The advantage to the lateral excision is that it not only removes the excess fat and skin of the upper lateral chest area, but also can improve the appearance of the breasts by correcting the downward slope of the inframammary fold. Aly7 describes the changes that occur in the chest as MWL occurs. The normal or “ideal normal” inframammary crease has a semicircular shape, with its lateral aspect rising superiorly as it progresses laterally.
After weight loss, the lateral aspect of the inframammary crease descends as it traverses from medial to lateral because the lateral thoracic tissues are located at the greatest distance from the medial fascial attachments. The medial attachments are fixed and do not change with weight gain or loss.
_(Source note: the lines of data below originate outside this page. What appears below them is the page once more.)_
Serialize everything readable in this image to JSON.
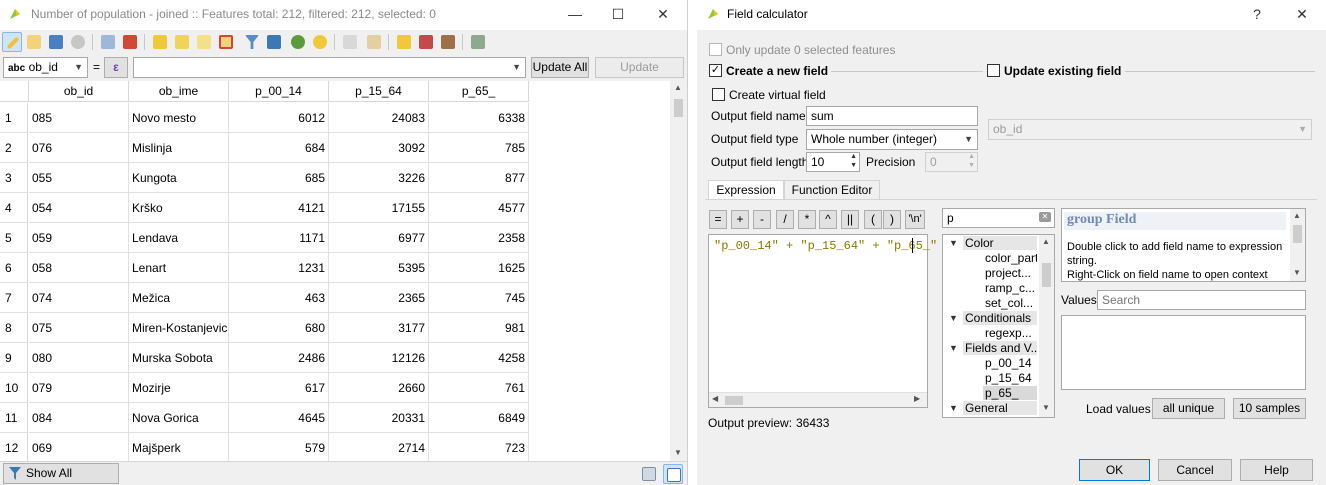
{
  "attribute_table": {
    "title": "Number of population - joined :: Features total: 212, filtered: 212, selected: 0",
    "window_controls": {
      "minimize": "—",
      "maximize": "☐",
      "close": "✕"
    },
    "field_combo": {
      "prefix": "abc",
      "value": "ob_id"
    },
    "equals": "=",
    "epsilon": "ε",
    "update_all": "Update All",
    "update_selected": "Update Selected",
    "columns": [
      "ob_id",
      "ob_ime",
      "p_00_14",
      "p_15_64",
      "p_65_"
    ],
    "rows": [
      {
        "n": "1",
        "ob_id": "085",
        "ob_ime": "Novo mesto",
        "p_00_14": "6012",
        "p_15_64": "24083",
        "p_65_": "6338"
      },
      {
        "n": "2",
        "ob_id": "076",
        "ob_ime": "Mislinja",
        "p_00_14": "684",
        "p_15_64": "3092",
        "p_65_": "785"
      },
      {
        "n": "3",
        "ob_id": "055",
        "ob_ime": "Kungota",
        "p_00_14": "685",
        "p_15_64": "3226",
        "p_65_": "877"
      },
      {
        "n": "4",
        "ob_id": "054",
        "ob_ime": "Krško",
        "p_00_14": "4121",
        "p_15_64": "17155",
        "p_65_": "4577"
      },
      {
        "n": "5",
        "ob_id": "059",
        "ob_ime": "Lendava",
        "p_00_14": "1171",
        "p_15_64": "6977",
        "p_65_": "2358"
      },
      {
        "n": "6",
        "ob_id": "058",
        "ob_ime": "Lenart",
        "p_00_14": "1231",
        "p_15_64": "5395",
        "p_65_": "1625"
      },
      {
        "n": "7",
        "ob_id": "074",
        "ob_ime": "Mežica",
        "p_00_14": "463",
        "p_15_64": "2365",
        "p_65_": "745"
      },
      {
        "n": "8",
        "ob_id": "075",
        "ob_ime": "Miren-Kostanjevica",
        "p_00_14": "680",
        "p_15_64": "3177",
        "p_65_": "981"
      },
      {
        "n": "9",
        "ob_id": "080",
        "ob_ime": "Murska Sobota",
        "p_00_14": "2486",
        "p_15_64": "12126",
        "p_65_": "4258"
      },
      {
        "n": "10",
        "ob_id": "079",
        "ob_ime": "Mozirje",
        "p_00_14": "617",
        "p_15_64": "2660",
        "p_65_": "761"
      },
      {
        "n": "11",
        "ob_id": "084",
        "ob_ime": "Nova Gorica",
        "p_00_14": "4645",
        "p_15_64": "20331",
        "p_65_": "6849"
      },
      {
        "n": "12",
        "ob_id": "069",
        "ob_ime": "Majšperk",
        "p_00_14": "579",
        "p_15_64": "2714",
        "p_65_": "723"
      }
    ],
    "show_all_features": "Show All Features"
  },
  "field_calculator": {
    "title": "Field calculator",
    "help_glyph": "?",
    "close_glyph": "✕",
    "only_update_selected": "Only update 0 selected features",
    "create_new_field": "Create a new field",
    "update_existing_field": "Update existing field",
    "create_virtual_field": "Create virtual field",
    "output_field_name_label": "Output field name",
    "output_field_name": "sum",
    "output_field_type_label": "Output field type",
    "output_field_type": "Whole number (integer)",
    "output_field_length_label": "Output field length",
    "output_field_length": "10",
    "precision_label": "Precision",
    "precision": "0",
    "existing_field": "ob_id",
    "tabs": [
      "Expression",
      "Function Editor"
    ],
    "operators": [
      "=",
      "+",
      "-",
      "/",
      "*",
      "^",
      "||",
      "(",
      ")",
      "'\\n'"
    ],
    "expression": "\"p_00_14\" + \"p_15_64\" + \"p_65_\"",
    "search_value": "p",
    "tree": [
      {
        "label": "Color",
        "kind": "group"
      },
      {
        "label": "color_part",
        "kind": "item"
      },
      {
        "label": "project...",
        "kind": "item"
      },
      {
        "label": "ramp_c...",
        "kind": "item"
      },
      {
        "label": "set_col...",
        "kind": "item"
      },
      {
        "label": "Conditionals",
        "kind": "group"
      },
      {
        "label": "regexp...",
        "kind": "item"
      },
      {
        "label": "Fields and V...",
        "kind": "group"
      },
      {
        "label": "p_00_14",
        "kind": "item"
      },
      {
        "label": "p_15_64",
        "kind": "item"
      },
      {
        "label": "p_65_",
        "kind": "item-selected"
      },
      {
        "label": "General",
        "kind": "group"
      }
    ],
    "help_title": "group Field",
    "help_text_1": "Double click to add field name to expression",
    "help_text_2": "string.",
    "help_text_3": "Right-Click on field name to open context",
    "values_label": "Values",
    "values_search_placeholder": "Search",
    "load_values_label": "Load values",
    "all_unique": "all unique",
    "ten_samples": "10 samples",
    "output_preview_label": "Output preview:",
    "output_preview_value": "36433",
    "ok": "OK",
    "cancel": "Cancel",
    "help": "Help"
  }
}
The fascial attachments are located over the sternum and over the spine. As the weight loss occurs, the stretched skin is suspended from these fascial attachments, causing a lateral descent of the inframammary fold. Excision of the excess thoracic tissue can help correct this lateral descent of the inframammary fold. The excision of this excess tissue also immediately improves the appearance of the breast by defining the lateral extent of the breast ( Fig. 25.7 ).
This technique can be used in stages. If a patient is to undergo a brachioplasty, then the lateral chest wall should be evaluated. Patients can be classified as requiring an extended brachioplasty, which includes the lateral chest wall excision, or a brachioplasty ending in the axilla. If the patient has undergone an extended brachioplasty and an abdominoplasty and still has residual laxity of the abdominal wall, then the upper lateral thoracic excision can be extended to make continuous the extension of the brachioplasty down to the lower abdominal incision. This procedure should not be done at the same time as the abdominoplasty, as the blood supply would be interrupted to the anterior abdominal wall. A lateral excision at a later time is safe, however, as no undermining is done.